Winslow Hall Opera, formerly known as Stowe Opera, was reformed after a gap of six years. Since 2012 it has performed in the grounds of Winslow Hall.

In 2017, Sir Thomas Fremantle's new school site has brought a much needed expansion of sporting facilities to the town. These include a four-court sports hall, large dance studio, fitness suite and a range of all-weather pitches.

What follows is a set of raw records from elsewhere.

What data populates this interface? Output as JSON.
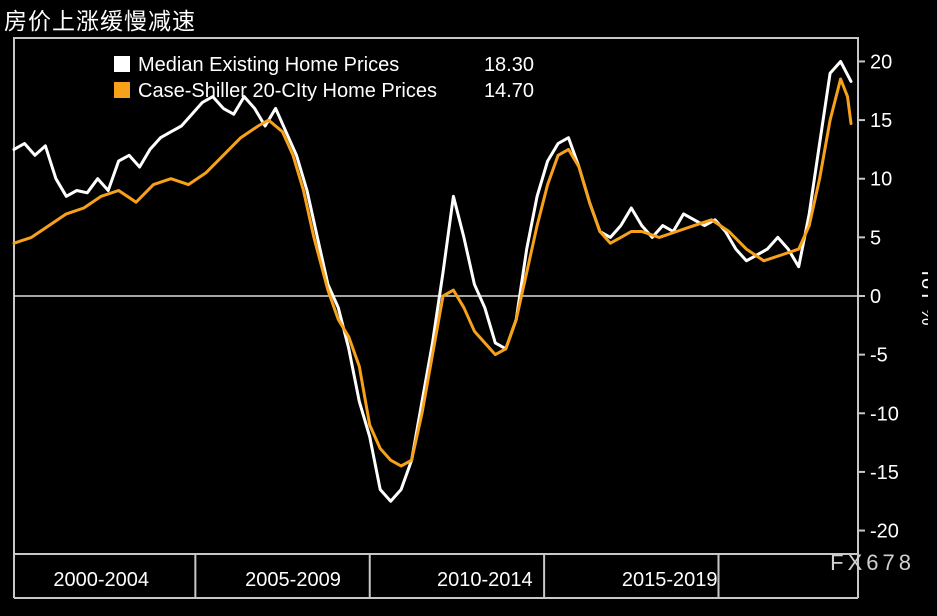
{
  "title": "房价上涨缓慢减速",
  "footer_brand": "FX678",
  "chart": {
    "type": "line",
    "background_color": "#000000",
    "axis_color": "#c8c8c8",
    "zero_line_color": "#dddddd",
    "line_width": 3,
    "x": {
      "min": 1998.0,
      "max": 2022.2,
      "ticks_major": [
        1998,
        2003.2,
        2008.2,
        2013.2,
        2018.2
      ],
      "group_labels": [
        {
          "label": "2000-2004",
          "x": 2000.5
        },
        {
          "label": "2005-2009",
          "x": 2006.0
        },
        {
          "label": "2010-2014",
          "x": 2011.5
        },
        {
          "label": "2015-2019",
          "x": 2016.8
        }
      ],
      "label_fontsize": 20
    },
    "y": {
      "min": -22,
      "max": 22,
      "ticks": [
        -20,
        -15,
        -10,
        -5,
        0,
        5,
        10,
        15,
        20
      ],
      "label": "YoY %",
      "label_fontsize": 20
    },
    "legend": {
      "position": "top-left-inner",
      "items": [
        {
          "name": "Median Existing Home Prices",
          "value": "18.30",
          "color": "#ffffff",
          "marker_color": "#ffffff"
        },
        {
          "name": "Case-Shiller 20-CIty Home Prices",
          "value": "14.70",
          "color": "#f7a11a",
          "marker_color": "#f7a11a"
        }
      ]
    },
    "series": [
      {
        "name": "Median Existing Home Prices",
        "color": "#ffffff",
        "points": [
          [
            1998.0,
            12.5
          ],
          [
            1998.3,
            13.0
          ],
          [
            1998.6,
            12.0
          ],
          [
            1998.9,
            12.8
          ],
          [
            1999.2,
            10.0
          ],
          [
            1999.5,
            8.5
          ],
          [
            1999.8,
            9.0
          ],
          [
            2000.1,
            8.8
          ],
          [
            2000.4,
            10.0
          ],
          [
            2000.7,
            9.0
          ],
          [
            2001.0,
            11.5
          ],
          [
            2001.3,
            12.0
          ],
          [
            2001.6,
            11.0
          ],
          [
            2001.9,
            12.5
          ],
          [
            2002.2,
            13.5
          ],
          [
            2002.5,
            14.0
          ],
          [
            2002.8,
            14.5
          ],
          [
            2003.1,
            15.5
          ],
          [
            2003.4,
            16.5
          ],
          [
            2003.7,
            17.0
          ],
          [
            2004.0,
            16.0
          ],
          [
            2004.3,
            15.5
          ],
          [
            2004.6,
            17.0
          ],
          [
            2004.9,
            16.0
          ],
          [
            2005.2,
            14.5
          ],
          [
            2005.5,
            16.0
          ],
          [
            2005.8,
            14.0
          ],
          [
            2006.1,
            12.0
          ],
          [
            2006.4,
            9.0
          ],
          [
            2006.7,
            5.0
          ],
          [
            2007.0,
            1.0
          ],
          [
            2007.3,
            -1.0
          ],
          [
            2007.6,
            -4.5
          ],
          [
            2007.9,
            -9.0
          ],
          [
            2008.2,
            -12.0
          ],
          [
            2008.5,
            -16.5
          ],
          [
            2008.8,
            -17.5
          ],
          [
            2009.1,
            -16.5
          ],
          [
            2009.4,
            -14.0
          ],
          [
            2009.7,
            -9.0
          ],
          [
            2010.0,
            -4.0
          ],
          [
            2010.3,
            2.0
          ],
          [
            2010.6,
            8.5
          ],
          [
            2010.9,
            5.0
          ],
          [
            2011.2,
            1.0
          ],
          [
            2011.5,
            -1.0
          ],
          [
            2011.8,
            -4.0
          ],
          [
            2012.1,
            -4.5
          ],
          [
            2012.4,
            -2.0
          ],
          [
            2012.7,
            4.0
          ],
          [
            2013.0,
            8.5
          ],
          [
            2013.3,
            11.5
          ],
          [
            2013.6,
            13.0
          ],
          [
            2013.9,
            13.5
          ],
          [
            2014.2,
            11.0
          ],
          [
            2014.5,
            8.0
          ],
          [
            2014.8,
            5.5
          ],
          [
            2015.1,
            5.0
          ],
          [
            2015.4,
            6.0
          ],
          [
            2015.7,
            7.5
          ],
          [
            2016.0,
            6.0
          ],
          [
            2016.3,
            5.0
          ],
          [
            2016.6,
            6.0
          ],
          [
            2016.9,
            5.5
          ],
          [
            2017.2,
            7.0
          ],
          [
            2017.5,
            6.5
          ],
          [
            2017.8,
            6.0
          ],
          [
            2018.1,
            6.5
          ],
          [
            2018.4,
            5.5
          ],
          [
            2018.7,
            4.0
          ],
          [
            2019.0,
            3.0
          ],
          [
            2019.3,
            3.5
          ],
          [
            2019.6,
            4.0
          ],
          [
            2019.9,
            5.0
          ],
          [
            2020.2,
            4.0
          ],
          [
            2020.5,
            2.5
          ],
          [
            2020.8,
            7.0
          ],
          [
            2021.1,
            13.0
          ],
          [
            2021.4,
            19.0
          ],
          [
            2021.7,
            20.0
          ],
          [
            2022.0,
            18.3
          ]
        ]
      },
      {
        "name": "Case-Shiller 20-CIty Home Prices",
        "color": "#f7a11a",
        "points": [
          [
            1998.0,
            4.5
          ],
          [
            1998.5,
            5.0
          ],
          [
            1999.0,
            6.0
          ],
          [
            1999.5,
            7.0
          ],
          [
            2000.0,
            7.5
          ],
          [
            2000.5,
            8.5
          ],
          [
            2001.0,
            9.0
          ],
          [
            2001.5,
            8.0
          ],
          [
            2002.0,
            9.5
          ],
          [
            2002.5,
            10.0
          ],
          [
            2003.0,
            9.5
          ],
          [
            2003.5,
            10.5
          ],
          [
            2004.0,
            12.0
          ],
          [
            2004.5,
            13.5
          ],
          [
            2005.0,
            14.5
          ],
          [
            2005.3,
            15.0
          ],
          [
            2005.7,
            14.0
          ],
          [
            2006.0,
            12.0
          ],
          [
            2006.3,
            9.0
          ],
          [
            2006.6,
            5.0
          ],
          [
            2007.0,
            0.5
          ],
          [
            2007.3,
            -2.0
          ],
          [
            2007.6,
            -3.5
          ],
          [
            2007.9,
            -6.0
          ],
          [
            2008.2,
            -11.0
          ],
          [
            2008.5,
            -13.0
          ],
          [
            2008.8,
            -14.0
          ],
          [
            2009.1,
            -14.5
          ],
          [
            2009.4,
            -14.0
          ],
          [
            2009.7,
            -10.0
          ],
          [
            2010.0,
            -5.0
          ],
          [
            2010.3,
            0.0
          ],
          [
            2010.6,
            0.5
          ],
          [
            2010.9,
            -1.0
          ],
          [
            2011.2,
            -3.0
          ],
          [
            2011.5,
            -4.0
          ],
          [
            2011.8,
            -5.0
          ],
          [
            2012.1,
            -4.5
          ],
          [
            2012.4,
            -2.0
          ],
          [
            2012.7,
            2.0
          ],
          [
            2013.0,
            6.0
          ],
          [
            2013.3,
            9.5
          ],
          [
            2013.6,
            12.0
          ],
          [
            2013.9,
            12.5
          ],
          [
            2014.2,
            11.0
          ],
          [
            2014.5,
            8.0
          ],
          [
            2014.8,
            5.5
          ],
          [
            2015.1,
            4.5
          ],
          [
            2015.4,
            5.0
          ],
          [
            2015.7,
            5.5
          ],
          [
            2016.0,
            5.5
          ],
          [
            2016.5,
            5.0
          ],
          [
            2017.0,
            5.5
          ],
          [
            2017.5,
            6.0
          ],
          [
            2018.0,
            6.5
          ],
          [
            2018.5,
            5.5
          ],
          [
            2019.0,
            4.0
          ],
          [
            2019.5,
            3.0
          ],
          [
            2020.0,
            3.5
          ],
          [
            2020.5,
            4.0
          ],
          [
            2020.8,
            6.0
          ],
          [
            2021.1,
            10.0
          ],
          [
            2021.4,
            15.0
          ],
          [
            2021.7,
            18.5
          ],
          [
            2021.9,
            17.0
          ],
          [
            2022.0,
            14.7
          ]
        ]
      }
    ]
  }
}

== Modern housing developments ==
Verney Road Estate - Phase 1 - Built in the 2010s by Bellway and Cala Homes

Phase 2 - Built in 2015 by Bloor Homes

Phase 3 - Built in 2016/17 by Bloor Homes

Phase 4 - Currently being built by Bloor Homes

Phase 5 - Planned in the 2020s as stated in the Winslow Neighbourhood Plan (WNP)

Land at Tinkers End - Also planned in the WNP and going through planning process.

==Transport==
The A413 road linking Buckingham and Aylesbury, runs through the centre of Winslow, forming the high street. This was originally the Wendover to Buckingham Turnpike, which was diverted to go through Winslow by Act of Parliament in 1742.

Until the late 1960s, the town was served by Winslow railway station on the Varsity Line between Oxford and Cambridge, with a spur to Aylesbury. As part of the East West Rail project, the line is to be reopened by late 2025, a new station has been built on the western outskirts of the town. When in operation, it is to provide new rail services to and railway stations.

The Sustrans National Cycle Route 51 (Oxford – Colchester) goes east–west through Winslow, via Milton Keynes or Bicester. A 5.6 mile shared use path between Buckingham and Winslow was completed in 2017.

Bus services to and through Winslow include Arriva Shires & Essex's X6 Aylesbury – Milton Keynes via Buckingham, the route 60 Aylesbury – Buckingham, and the route 50 Milton Keynes – Winslow. There are also numerous Winslow Community Bus Services.

== Winslow town council ==
Winslow Town Council (WTC) is a group of 12 members, split into 4 committees : Amenities, Development, Events, and Finances and General Purposes. The Town Council meets around once a month.

The Council is made up of 2 Liberal Democrats, 1 Labour, 2 Conservatives and 7 Independent councillors.

| Party |  | Number of Councillors (2022) |
|---|---|---|
|  | Liberal Democrats | 2 |
|  | Conservatives | 2 |
|  | Labour | 1 |
|  | Independent | 7 |
| Total |  | 12 |

==Education==
Winslow is home to Furze Down School for children with special educational needs, aged 5–19. The town is also served by Winslow Church of England School, which is a mixed, voluntary controlled primary school, that takes children from ages four to eleven. As of 2018, the school has approximately 520 pupils.

State Secondary schools for Winslow children are Sir Thomas Fremantle School (a free school) in Winslow; the Buckingham School (a secondary modern) and the Royal Latin School (a grammar school) in nearby Buckingham; the Cottesloe School in Wing; and a range of comprehensive schools in Milton Keynes.

==Media==
Local news and television programmes are provided by BBC South and ITV Meridian. Television signals are received from the Oxford TV transmitter.

Local radio stations are BBC Three Counties Radio, Heart East, Greatest Hits Radio Bucks, Beds and Herts (formerly Mix 96) and 3Bs Radio, a community based station that broadcast from Buckingham as well as to Bicester and Brackley.

The Buckingham & Winslow Advertiser is the town's local newspaper.

==Sport==
The local football team are Winslow United who play in the Premier Division of the Spartan South Midlands Football League.

Winslow RUFC were formed in 1992 and play at the Winslow Centre (the old school) in the Berks, Bucks and Oxon Championship. Their Clubhouse is currently based at the Nags Head on Sheep Street.

Winslow Town Cricket Club, which is based at Elmfield's Gate, next to the football pitch, currently field three men's Saturday teams. Two teams play in the Morrants Four Counties League: the first XI play in Division 1 and the seconds in Division 4. The third XI play mainly at Winslow's secondary pitch at Padbury near Buckingham. The club also fields a Sunday team, which plays other local Sunday teams, and fields many youth teams, ranging from Under 9s to under 15s.

==Twin towns==
Winslow has been twinned with Cours-la-Ville in France since 1980.